Kinesic Humor PDF Author: Guillemette Bolens
Publisher: Oxford University Press
ISBN: 019093008X
Category : Language Arts & Disciplines
Languages : en
Pages : 217

Book Description
This is an open access title available under the terms of a CC BY-NC-ND 4.0 International license. It is free to read at Oxford Scholarship Online and offered as a free PDF download from OUP and selected open access locations. The triggers of laughter in spoken language or conversation can often be very simple, such as a change in gesture, or in vocal tone or tempo. Speakers and listeners understand these dynamics of gesture through motor cognition and use them to great effect. The causes of laughter and the experience of humor in written texts, however, are less well understood. In Kinesic Humor, Guillemette Bolens offers a cognitive poetics-based study of triggers of laughter in texts, focusing in particular on tonic shifts and gesture in plot and narrative. Bolens shows how literary texts from a variety of periods provide remarkably precise information concerning kinesthesia, the role of tonicity in communication, and the impact of momentum, timing, and tempo on the way in which gestures are processed in human exchanges. She investigates the narrative use of such parameters and how they prompt laughter in a wide-ranging corpus of major authors that includes Chr?tien de Troyes, Cervantes, Milton, Saint-Simon, Rousseau, Sterne, and Stendhal.
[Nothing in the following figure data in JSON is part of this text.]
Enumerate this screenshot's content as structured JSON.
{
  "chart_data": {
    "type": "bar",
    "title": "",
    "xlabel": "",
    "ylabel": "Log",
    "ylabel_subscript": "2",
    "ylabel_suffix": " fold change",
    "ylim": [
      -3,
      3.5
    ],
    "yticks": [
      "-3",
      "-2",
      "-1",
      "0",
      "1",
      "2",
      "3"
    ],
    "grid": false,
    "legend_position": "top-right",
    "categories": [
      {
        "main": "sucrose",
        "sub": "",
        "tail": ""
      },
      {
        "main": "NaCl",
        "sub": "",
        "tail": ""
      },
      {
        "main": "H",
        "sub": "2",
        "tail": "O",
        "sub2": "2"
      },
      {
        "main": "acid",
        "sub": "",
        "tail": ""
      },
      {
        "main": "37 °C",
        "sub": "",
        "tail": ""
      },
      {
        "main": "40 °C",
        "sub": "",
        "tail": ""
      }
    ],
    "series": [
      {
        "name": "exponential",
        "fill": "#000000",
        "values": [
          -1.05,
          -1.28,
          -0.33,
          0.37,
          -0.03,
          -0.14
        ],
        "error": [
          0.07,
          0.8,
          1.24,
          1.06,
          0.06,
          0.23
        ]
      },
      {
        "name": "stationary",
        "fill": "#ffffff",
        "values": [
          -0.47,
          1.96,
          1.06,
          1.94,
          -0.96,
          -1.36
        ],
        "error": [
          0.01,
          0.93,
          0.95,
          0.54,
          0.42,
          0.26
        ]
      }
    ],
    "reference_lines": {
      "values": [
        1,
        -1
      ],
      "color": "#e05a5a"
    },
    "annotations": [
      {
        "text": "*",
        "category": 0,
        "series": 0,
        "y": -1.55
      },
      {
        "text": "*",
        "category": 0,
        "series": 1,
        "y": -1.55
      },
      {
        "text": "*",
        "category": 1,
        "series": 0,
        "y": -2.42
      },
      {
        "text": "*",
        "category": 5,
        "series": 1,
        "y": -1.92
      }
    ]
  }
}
Using the theory of embodied cognition, Bolens shows how thwarted perceptions and expectations of movements and sensations produce the cognitive shifts typical of humor. Bringing together narratology, cognitive studies, gesture studies, humor studies, and historical context, this book offers original perspectives on important artworks and represents a major contribution to cognitive poetics. Originally published in French as L'Humour et le savoir des corps in 2016, this volume not only brings the work to an English-speaking audience for the first time but expands significantly on the original by analyzing a new corpus of texts and engaging with recent advances in the field to develop a cutting-edge theory of kinesic humor.

Distributed Cognition in Medieval and Renaissance Culture

Distributed Cognition in Medieval and Renaissance Culture PDF Author: Anderson Miranda Anderson
Publisher: Edinburgh University Press
ISBN: 1474438164
Category : History
Languages : en
Pages : 592

Book Description
This collection brings together 14 essays by international specialists in Medieval and Renaissance culture and provides a general and a period-specific introduction to distributed cognition and the cognitive humanities. The essays bring recent insights in cognitive science and philosophy of mind to bear on how cognition is seen as distributed across brain, body and world. The volume includes essays on law, history, drama, literature, art, music, philosophy, science and medicine, covering topics such as the mind, life and soul; the body and environment; the emotions; language and linguistic theories; theory of mind and interaction theory; the self and subjectivity; social, material and conceptual environments; the memory arts, orality and literacy; and literature and the arts.